I shook my head. "No time. I'm done."

"That's not true," she said, voice breaking. "Please. I can help you."

I grabbed her wrist, not hard, just enough to make her look at me. "Listen to me. I'm already a goner. You need to worry about seeing your father again. That's the job. That's all that matters."

She hesitated, tears spilling over. I tightened my grip just a little. "Go. Now."

She nodded, sobbing, and stood. Before she turned to leave, she looked back at me. "Thank you. For saving me."

Then she ran.

Those words hit harder than the shotgun. Normally, they wouldn't have meant a damn thing. This was a job. Always had been. But sitting there, bleeding out, hearing gratitude instead of fear or obligation, it cracked something open in me.

I slumped against a crate and slid down until I was sitting on the floor. My hands pressed against my gut, trying and failing to keep everything inside where it belonged. Every breath burned. The edges of my vision were starting to blur.

This wasn't the life I wanted.

People liked to romanticize survival, like it was noble or strong. I hated it. Always had. Growing up on the streets meant every day was a fight. Food, shelter, and respect. Always swinging first because hesitation meant losing. I joined the Marines to escape that, but all I did was trade one battlefield for another.

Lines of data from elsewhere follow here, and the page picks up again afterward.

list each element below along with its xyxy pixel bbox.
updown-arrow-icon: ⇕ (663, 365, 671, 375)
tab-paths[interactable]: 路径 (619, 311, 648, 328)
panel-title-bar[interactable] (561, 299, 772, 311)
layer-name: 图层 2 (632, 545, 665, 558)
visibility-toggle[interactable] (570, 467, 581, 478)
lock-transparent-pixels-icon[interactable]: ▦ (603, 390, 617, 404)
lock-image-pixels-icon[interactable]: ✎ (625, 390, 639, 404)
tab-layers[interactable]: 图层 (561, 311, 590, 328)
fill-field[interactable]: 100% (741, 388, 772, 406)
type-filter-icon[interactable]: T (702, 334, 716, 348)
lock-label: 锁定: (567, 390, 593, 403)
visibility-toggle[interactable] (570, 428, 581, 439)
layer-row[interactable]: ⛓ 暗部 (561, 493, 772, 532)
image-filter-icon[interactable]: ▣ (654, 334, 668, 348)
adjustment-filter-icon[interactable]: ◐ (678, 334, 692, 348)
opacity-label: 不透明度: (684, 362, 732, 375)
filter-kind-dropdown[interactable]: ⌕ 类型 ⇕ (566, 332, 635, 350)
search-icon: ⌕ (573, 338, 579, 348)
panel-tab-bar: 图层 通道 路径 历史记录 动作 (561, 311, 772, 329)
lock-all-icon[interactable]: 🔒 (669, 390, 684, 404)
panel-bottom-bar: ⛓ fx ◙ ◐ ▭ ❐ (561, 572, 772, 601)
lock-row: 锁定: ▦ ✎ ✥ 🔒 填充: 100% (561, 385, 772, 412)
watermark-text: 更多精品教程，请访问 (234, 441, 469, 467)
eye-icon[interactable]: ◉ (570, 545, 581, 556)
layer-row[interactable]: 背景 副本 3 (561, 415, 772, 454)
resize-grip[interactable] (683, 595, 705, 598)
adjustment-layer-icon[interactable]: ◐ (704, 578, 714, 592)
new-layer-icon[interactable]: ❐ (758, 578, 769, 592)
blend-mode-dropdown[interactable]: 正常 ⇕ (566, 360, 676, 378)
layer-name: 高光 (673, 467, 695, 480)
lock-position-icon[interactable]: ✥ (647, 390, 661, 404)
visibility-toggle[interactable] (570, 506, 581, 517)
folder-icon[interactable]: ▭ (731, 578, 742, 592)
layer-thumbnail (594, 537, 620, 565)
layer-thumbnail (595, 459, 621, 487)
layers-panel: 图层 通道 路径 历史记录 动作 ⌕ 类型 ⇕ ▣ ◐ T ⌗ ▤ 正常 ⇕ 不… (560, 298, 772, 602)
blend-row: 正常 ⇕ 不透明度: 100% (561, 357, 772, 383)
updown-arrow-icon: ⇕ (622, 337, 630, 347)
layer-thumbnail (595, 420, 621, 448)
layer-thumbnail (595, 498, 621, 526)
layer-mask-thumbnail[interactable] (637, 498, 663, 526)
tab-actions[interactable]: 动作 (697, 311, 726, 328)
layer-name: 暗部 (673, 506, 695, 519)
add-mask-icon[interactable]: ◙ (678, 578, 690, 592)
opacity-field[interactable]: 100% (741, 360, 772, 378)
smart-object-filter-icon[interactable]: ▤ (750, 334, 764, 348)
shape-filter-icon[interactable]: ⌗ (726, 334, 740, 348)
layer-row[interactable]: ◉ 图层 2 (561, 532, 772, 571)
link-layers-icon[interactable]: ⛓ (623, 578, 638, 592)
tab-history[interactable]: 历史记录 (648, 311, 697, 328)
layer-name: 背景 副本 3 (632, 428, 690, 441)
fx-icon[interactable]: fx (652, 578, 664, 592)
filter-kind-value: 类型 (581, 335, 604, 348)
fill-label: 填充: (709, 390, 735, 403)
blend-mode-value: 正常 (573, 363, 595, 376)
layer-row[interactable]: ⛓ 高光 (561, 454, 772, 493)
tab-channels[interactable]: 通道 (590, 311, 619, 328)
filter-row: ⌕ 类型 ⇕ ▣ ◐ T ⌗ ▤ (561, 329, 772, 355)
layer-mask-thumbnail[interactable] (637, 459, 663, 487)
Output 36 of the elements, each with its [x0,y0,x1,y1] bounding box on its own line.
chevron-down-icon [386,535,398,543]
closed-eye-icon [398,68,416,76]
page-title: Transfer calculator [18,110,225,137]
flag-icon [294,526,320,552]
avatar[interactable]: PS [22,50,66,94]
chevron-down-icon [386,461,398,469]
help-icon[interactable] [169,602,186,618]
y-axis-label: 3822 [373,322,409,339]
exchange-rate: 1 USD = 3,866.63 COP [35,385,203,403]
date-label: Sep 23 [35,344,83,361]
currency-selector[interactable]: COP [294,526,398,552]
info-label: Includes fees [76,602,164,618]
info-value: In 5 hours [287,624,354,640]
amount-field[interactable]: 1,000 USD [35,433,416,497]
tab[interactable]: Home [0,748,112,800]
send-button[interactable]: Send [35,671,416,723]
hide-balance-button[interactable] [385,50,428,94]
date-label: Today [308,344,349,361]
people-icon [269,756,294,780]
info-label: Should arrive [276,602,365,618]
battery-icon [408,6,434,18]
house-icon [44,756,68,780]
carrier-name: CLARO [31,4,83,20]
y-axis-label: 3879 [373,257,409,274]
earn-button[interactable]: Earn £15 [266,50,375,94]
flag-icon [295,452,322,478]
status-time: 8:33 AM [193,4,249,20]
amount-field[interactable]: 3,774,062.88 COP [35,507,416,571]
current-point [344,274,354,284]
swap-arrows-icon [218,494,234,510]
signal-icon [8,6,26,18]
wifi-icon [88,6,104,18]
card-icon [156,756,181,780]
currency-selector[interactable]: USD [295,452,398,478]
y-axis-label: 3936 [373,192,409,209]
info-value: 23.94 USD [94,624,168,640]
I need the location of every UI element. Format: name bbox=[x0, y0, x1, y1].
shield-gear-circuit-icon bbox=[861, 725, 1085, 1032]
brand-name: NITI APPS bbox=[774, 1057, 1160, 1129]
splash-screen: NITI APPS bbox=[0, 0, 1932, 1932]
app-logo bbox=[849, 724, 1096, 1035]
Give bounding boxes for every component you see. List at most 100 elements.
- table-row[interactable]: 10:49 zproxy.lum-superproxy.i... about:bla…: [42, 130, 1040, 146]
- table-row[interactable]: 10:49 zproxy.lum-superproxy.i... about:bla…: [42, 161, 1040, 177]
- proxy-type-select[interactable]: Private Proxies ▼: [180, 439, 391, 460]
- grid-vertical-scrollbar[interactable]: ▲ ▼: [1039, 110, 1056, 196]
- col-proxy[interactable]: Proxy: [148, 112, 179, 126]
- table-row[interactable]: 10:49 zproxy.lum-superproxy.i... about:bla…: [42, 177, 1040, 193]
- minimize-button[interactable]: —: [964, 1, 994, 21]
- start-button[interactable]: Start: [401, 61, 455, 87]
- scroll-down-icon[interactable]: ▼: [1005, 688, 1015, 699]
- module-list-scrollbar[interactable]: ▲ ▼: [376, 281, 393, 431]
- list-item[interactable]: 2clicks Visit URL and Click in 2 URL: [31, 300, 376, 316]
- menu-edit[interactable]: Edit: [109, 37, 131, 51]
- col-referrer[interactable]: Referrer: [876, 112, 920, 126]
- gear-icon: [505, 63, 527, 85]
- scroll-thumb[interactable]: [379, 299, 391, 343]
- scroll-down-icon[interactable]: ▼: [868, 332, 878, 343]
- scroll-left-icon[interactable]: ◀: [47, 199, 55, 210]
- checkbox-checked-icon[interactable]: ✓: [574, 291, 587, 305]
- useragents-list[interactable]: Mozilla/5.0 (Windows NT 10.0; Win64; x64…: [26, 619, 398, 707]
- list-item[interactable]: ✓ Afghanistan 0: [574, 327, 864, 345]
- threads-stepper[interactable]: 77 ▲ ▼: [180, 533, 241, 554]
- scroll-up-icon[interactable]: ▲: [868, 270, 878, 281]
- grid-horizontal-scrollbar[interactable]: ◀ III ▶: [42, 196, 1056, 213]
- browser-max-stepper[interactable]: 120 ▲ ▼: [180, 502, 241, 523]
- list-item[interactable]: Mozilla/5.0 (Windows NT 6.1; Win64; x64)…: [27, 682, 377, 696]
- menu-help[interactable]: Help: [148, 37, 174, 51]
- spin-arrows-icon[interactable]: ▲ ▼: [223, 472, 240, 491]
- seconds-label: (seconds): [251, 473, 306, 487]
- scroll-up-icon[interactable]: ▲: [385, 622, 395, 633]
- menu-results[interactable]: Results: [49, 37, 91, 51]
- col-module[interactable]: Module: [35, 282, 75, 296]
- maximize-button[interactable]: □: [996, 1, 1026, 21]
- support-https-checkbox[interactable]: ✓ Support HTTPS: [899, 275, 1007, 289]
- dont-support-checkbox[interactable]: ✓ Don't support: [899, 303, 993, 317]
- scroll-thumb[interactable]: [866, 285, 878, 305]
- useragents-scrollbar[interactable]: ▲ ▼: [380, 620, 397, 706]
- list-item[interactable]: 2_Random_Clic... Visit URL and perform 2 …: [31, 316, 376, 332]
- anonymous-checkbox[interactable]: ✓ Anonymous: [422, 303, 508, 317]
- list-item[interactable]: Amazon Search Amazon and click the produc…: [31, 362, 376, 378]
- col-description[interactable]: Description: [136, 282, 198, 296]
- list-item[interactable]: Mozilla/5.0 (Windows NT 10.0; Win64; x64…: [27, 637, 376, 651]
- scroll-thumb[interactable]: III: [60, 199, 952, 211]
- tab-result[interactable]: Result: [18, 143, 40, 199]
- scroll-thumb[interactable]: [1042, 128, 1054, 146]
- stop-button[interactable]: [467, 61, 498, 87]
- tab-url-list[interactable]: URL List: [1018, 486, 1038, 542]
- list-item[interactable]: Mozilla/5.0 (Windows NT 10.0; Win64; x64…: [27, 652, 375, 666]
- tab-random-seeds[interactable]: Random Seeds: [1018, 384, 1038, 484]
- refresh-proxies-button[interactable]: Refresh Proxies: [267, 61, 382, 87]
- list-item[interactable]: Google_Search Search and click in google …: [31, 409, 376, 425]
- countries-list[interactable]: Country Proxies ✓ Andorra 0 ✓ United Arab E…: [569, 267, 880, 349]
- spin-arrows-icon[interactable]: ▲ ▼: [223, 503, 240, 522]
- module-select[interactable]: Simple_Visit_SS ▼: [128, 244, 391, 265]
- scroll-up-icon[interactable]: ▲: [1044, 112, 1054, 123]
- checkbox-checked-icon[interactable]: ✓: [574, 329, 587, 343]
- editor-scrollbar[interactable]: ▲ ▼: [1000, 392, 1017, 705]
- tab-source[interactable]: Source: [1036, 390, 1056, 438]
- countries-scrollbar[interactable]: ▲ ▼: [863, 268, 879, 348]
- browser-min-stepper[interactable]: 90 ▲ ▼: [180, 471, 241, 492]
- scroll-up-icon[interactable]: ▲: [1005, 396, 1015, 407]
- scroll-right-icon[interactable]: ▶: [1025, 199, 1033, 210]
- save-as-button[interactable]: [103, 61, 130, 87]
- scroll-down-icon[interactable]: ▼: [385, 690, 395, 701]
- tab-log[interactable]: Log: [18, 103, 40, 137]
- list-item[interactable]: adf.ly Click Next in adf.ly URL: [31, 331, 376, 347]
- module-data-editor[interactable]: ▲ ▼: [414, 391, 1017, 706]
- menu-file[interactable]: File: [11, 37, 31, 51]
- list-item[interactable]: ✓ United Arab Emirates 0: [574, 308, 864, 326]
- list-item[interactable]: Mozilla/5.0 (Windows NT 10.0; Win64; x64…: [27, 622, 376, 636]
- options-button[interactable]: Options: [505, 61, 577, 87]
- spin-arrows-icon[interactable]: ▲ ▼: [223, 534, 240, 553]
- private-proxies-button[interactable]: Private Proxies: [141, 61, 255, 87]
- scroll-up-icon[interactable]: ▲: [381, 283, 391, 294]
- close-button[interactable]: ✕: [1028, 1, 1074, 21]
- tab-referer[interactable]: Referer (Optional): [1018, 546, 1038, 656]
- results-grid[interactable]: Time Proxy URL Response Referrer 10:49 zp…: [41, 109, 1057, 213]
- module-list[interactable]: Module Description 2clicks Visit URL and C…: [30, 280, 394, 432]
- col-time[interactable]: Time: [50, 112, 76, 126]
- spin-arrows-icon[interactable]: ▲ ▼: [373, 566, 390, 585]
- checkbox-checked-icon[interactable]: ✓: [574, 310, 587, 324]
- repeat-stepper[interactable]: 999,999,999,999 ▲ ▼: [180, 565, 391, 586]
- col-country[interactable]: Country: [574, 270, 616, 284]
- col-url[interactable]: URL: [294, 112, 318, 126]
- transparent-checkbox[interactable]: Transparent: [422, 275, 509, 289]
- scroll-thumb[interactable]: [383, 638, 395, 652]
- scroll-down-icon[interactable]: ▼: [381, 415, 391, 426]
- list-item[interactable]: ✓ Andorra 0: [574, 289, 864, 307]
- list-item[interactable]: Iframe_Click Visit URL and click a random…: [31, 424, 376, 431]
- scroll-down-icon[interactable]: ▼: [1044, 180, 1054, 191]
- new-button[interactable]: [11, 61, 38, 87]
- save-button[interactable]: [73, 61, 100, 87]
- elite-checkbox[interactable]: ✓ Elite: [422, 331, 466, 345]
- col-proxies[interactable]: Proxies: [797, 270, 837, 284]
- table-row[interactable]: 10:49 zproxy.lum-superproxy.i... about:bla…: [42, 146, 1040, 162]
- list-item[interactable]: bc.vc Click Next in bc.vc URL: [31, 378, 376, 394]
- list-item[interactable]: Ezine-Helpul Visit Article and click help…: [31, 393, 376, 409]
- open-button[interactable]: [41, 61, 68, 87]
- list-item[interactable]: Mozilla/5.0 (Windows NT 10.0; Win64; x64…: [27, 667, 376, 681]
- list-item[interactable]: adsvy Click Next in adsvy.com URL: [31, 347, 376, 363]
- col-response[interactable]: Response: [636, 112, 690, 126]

I never wanted to die. That was the truth of it. Every fight, every mission, every risk I took was because I wanted to keep breathing. To keep going. Somewhere along the line, surviving became the only goal, and I forgot to ask what I was surviving for.

I always dreamed of a life without struggle. No alarms. No weapons within arm's reach. Just waking up somewhere quiet, worrying about nothing more serious than what I felt like eating. A cushy life. A selfish one. And I wanted it more than anything.

Turns out, chasing survival ate up all the time I could've used to build that life.

My eyes felt heavy. Each blink lasted longer than the last. I let my head rest back against the crate, my breath coming shallow and uneven. The warehouse lights above flickered, then blurred into streaks.

"What a shame," I muttered.

Darkness closed in, thick and endless. For a moment, there was nothing at all.

Then a voice cut through it. Stern. Calm. Unyielding.

"This doesn't have to be where your story ends," it said. "You can still make that dream a reality."